Estaba casado y ella era un compromiso para él y se lo decía:
—Dejame
en paz, Eliana, vas a lograr que pierda el trabajo.
Todo
fue en vano. En los últimos días de noviembre, antes de terminar el sexto año
de bachillerato, Eliana necesitaba urgente una paliza: Manuel prefirió
llevársela a un motel. En el trayecto no hablaron una palabra.
Al llegar a
la habitación ella se quitó la ropa y se tendió en la cama. Manuel pensó
que era sabia en amores. La cubrió con su cuerpo y ella permaneció estática.
Estiró las piernas juntas sobre las sábanas y se quedó a la espera. Manuel la miró
y le preguntó:
—Decime,
Eliana ¿vos nunca hiciste el amor?
Ella le
dijo que no con la cabeza, y la boca cerrada.
—Eliana,
¿vos sos virgen? —volvió a preguntar.
Ella le
dijo que sí con la cabeza, y la boca cerrada.
Manuel
trató de incorporarse y Eliana se abrazó a su cuello para que no la
abandonara. Lo mantuvo, aferrado sobre su pecho desnudo. No supo. No encontró
las palabras con las cuales decirle que ella quería que fuese él, y no otro, su
primer hombre. Lo miró angustiada. Manuel se zafó del abrazo y se tendió
a lo largo, junto al cuerpo de la muchacha, a esperar que se le pasara el
desconcierto. Ella se acurrucó en el cuerpo del hombre buscando refugio.
Entonces la tomó en sus brazos, la besó largamente y ella, entregada al fin, se
abrió al amor.
El
profesor no tuvo oportunidad, en los días que siguieron, de instruir a su
alumna sobre las distintas fases del arte de amar, hecho que desde entonces
arrastra como una carga, como una culpa. Como un deber inacabado. Unos meses
después Eliana, mediante el usufructo de una beca, dejó el país y se fue a
estudiar a Francia. De modo que Manuel no volvió a saber de ella.
Desde aquella
tarde en el motel habían transcurrido treinta años.
Manuel Arvizu
observa a la famosa bióloga que está a su lado, sonriente, desinhibida.
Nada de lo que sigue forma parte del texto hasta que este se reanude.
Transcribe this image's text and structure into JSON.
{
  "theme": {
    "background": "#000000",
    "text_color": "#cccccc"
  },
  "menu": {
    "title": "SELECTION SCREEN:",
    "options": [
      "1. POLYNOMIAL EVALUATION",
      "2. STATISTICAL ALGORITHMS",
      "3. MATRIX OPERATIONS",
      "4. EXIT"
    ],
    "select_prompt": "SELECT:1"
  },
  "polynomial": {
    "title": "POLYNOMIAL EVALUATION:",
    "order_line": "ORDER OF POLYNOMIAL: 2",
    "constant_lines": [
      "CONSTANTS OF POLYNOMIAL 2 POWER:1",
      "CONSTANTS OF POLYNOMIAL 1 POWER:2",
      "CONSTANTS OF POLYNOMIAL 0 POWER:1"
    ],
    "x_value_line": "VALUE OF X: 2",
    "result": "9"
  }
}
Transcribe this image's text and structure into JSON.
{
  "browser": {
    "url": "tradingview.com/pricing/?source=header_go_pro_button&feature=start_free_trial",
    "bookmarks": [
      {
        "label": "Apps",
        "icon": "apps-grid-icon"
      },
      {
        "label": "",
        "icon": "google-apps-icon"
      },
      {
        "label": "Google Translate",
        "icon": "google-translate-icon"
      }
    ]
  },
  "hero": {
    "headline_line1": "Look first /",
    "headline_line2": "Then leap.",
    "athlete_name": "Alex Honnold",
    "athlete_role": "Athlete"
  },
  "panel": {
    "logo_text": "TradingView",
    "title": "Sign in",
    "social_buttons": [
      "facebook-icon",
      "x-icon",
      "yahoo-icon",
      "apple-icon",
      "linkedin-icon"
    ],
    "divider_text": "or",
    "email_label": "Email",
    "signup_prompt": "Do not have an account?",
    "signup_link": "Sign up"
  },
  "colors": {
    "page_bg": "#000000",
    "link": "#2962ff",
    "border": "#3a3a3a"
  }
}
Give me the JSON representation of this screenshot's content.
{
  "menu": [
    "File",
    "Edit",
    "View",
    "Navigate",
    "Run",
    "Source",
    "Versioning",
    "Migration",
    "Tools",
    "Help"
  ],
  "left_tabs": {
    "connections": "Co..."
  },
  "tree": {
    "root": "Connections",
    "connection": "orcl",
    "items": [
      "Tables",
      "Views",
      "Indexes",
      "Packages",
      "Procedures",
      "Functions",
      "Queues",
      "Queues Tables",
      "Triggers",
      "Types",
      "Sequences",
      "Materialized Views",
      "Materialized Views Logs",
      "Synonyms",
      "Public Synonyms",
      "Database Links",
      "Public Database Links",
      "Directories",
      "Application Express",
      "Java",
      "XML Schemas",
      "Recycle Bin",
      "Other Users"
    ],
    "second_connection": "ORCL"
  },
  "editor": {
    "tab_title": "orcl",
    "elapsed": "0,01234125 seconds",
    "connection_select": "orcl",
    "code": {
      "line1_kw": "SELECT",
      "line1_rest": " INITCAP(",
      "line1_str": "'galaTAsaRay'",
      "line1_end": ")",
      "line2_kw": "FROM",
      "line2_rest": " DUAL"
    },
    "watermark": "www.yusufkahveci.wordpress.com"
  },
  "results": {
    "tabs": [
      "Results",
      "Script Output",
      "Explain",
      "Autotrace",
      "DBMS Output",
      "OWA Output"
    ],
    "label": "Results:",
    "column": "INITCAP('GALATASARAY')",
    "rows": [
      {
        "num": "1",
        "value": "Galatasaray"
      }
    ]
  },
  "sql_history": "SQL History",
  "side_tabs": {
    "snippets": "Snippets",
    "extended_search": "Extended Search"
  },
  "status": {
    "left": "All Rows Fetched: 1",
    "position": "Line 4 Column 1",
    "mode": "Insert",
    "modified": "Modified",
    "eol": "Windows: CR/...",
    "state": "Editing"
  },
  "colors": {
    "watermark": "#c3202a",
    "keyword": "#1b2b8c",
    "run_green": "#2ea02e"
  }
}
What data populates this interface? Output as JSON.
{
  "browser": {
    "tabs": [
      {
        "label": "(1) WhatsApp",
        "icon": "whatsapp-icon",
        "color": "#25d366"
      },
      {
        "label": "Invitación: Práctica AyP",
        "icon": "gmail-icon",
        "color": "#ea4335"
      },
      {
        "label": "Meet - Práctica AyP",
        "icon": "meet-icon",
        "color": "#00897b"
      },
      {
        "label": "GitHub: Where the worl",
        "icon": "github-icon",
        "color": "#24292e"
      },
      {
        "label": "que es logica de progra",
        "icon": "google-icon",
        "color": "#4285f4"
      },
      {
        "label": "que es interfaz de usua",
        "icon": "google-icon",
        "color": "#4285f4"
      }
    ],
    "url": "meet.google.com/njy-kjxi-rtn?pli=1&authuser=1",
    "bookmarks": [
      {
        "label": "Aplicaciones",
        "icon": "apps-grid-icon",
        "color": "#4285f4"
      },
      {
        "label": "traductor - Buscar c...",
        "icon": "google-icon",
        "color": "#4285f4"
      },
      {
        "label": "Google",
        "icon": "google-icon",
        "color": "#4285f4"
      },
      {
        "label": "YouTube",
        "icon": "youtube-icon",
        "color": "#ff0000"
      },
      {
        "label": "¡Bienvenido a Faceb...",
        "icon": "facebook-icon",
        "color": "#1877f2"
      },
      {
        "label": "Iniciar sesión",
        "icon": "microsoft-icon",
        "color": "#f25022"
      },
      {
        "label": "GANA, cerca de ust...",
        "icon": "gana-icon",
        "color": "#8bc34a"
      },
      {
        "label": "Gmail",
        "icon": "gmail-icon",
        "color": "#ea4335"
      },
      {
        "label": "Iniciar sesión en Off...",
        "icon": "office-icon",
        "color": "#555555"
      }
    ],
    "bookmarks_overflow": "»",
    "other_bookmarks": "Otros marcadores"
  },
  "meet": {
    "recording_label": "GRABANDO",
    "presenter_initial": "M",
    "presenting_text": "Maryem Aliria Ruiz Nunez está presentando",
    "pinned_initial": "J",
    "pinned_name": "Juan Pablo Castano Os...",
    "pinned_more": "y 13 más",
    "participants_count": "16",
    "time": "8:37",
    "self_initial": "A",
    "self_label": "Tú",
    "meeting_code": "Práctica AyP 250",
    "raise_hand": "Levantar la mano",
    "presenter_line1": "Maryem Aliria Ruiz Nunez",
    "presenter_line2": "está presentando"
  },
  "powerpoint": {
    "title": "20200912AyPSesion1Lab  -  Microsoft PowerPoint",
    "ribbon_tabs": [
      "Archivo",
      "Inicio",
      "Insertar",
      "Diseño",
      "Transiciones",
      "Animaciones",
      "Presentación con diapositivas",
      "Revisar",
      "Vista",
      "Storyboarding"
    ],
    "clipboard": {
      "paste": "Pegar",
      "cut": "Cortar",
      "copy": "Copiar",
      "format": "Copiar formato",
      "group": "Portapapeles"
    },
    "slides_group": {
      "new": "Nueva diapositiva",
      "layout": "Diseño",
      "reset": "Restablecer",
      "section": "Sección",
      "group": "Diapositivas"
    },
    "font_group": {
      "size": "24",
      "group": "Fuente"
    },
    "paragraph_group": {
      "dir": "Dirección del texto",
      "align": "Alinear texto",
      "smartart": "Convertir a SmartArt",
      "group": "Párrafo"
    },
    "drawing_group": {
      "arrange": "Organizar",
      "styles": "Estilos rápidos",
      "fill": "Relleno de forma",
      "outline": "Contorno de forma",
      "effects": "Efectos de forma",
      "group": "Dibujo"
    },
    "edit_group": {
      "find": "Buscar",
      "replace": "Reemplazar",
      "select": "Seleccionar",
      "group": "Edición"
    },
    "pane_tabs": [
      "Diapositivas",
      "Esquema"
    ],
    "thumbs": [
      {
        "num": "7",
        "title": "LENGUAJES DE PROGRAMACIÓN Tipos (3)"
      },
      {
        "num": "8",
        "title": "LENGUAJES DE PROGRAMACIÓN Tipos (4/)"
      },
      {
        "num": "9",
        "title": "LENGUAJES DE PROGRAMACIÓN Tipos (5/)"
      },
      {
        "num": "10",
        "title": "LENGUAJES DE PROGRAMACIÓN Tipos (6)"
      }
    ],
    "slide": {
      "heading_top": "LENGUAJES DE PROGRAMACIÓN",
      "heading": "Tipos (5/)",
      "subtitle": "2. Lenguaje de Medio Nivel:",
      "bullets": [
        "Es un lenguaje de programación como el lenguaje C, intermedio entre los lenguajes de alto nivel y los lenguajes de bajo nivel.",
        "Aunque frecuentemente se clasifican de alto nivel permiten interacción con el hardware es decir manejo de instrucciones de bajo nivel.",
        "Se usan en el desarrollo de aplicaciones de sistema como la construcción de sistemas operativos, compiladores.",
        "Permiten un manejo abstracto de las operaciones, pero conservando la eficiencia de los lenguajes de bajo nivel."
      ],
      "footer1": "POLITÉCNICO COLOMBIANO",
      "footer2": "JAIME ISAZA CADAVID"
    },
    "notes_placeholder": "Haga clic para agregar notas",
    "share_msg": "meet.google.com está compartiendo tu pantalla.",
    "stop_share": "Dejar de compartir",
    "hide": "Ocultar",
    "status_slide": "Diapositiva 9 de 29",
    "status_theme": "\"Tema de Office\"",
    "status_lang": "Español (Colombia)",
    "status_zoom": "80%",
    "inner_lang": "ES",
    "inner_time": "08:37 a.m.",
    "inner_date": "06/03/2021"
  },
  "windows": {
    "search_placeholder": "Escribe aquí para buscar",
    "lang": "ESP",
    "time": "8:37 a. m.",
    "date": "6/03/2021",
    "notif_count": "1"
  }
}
Hizo bien en venir a verla. Ahora sabe que ella nunca lo olvidó. Que jamás lo
olvidará. Ya puede ponerle fin a aquella historia de amor tan breve, que por
distintas razones dejó entre la alumna y el profesor, un recuerdo imborrable.
Eliana
le tendió una mano para saludarlo, hubiese querido preguntarle qué había sido
de su vida, contarle tal vez algo de la suya, pero del otro extremo del salón
sus compañeros la llamaban. Se disculpó al instante. Al estrechar su mano,
Manuel alcanzó a ver la alianza de matrimonio. Sólo una palabra pronunció
en voz muy baja, casi al oído.
—¿Aprendite? Ella rió al
contestarle.
— ¡Con un master!! — alcanzó a decirle mientras iba apresurada a reunirse con su grupo.
— ¡Con un master!! — alcanzó a decirle mientras iba apresurada a reunirse con su grupo.
Y Manuel se quedó mirando la figura
de la mujer que se alejaba de su vida para siempre mientras oía su risa,
retumbando en el salón, como campanilla de recreo.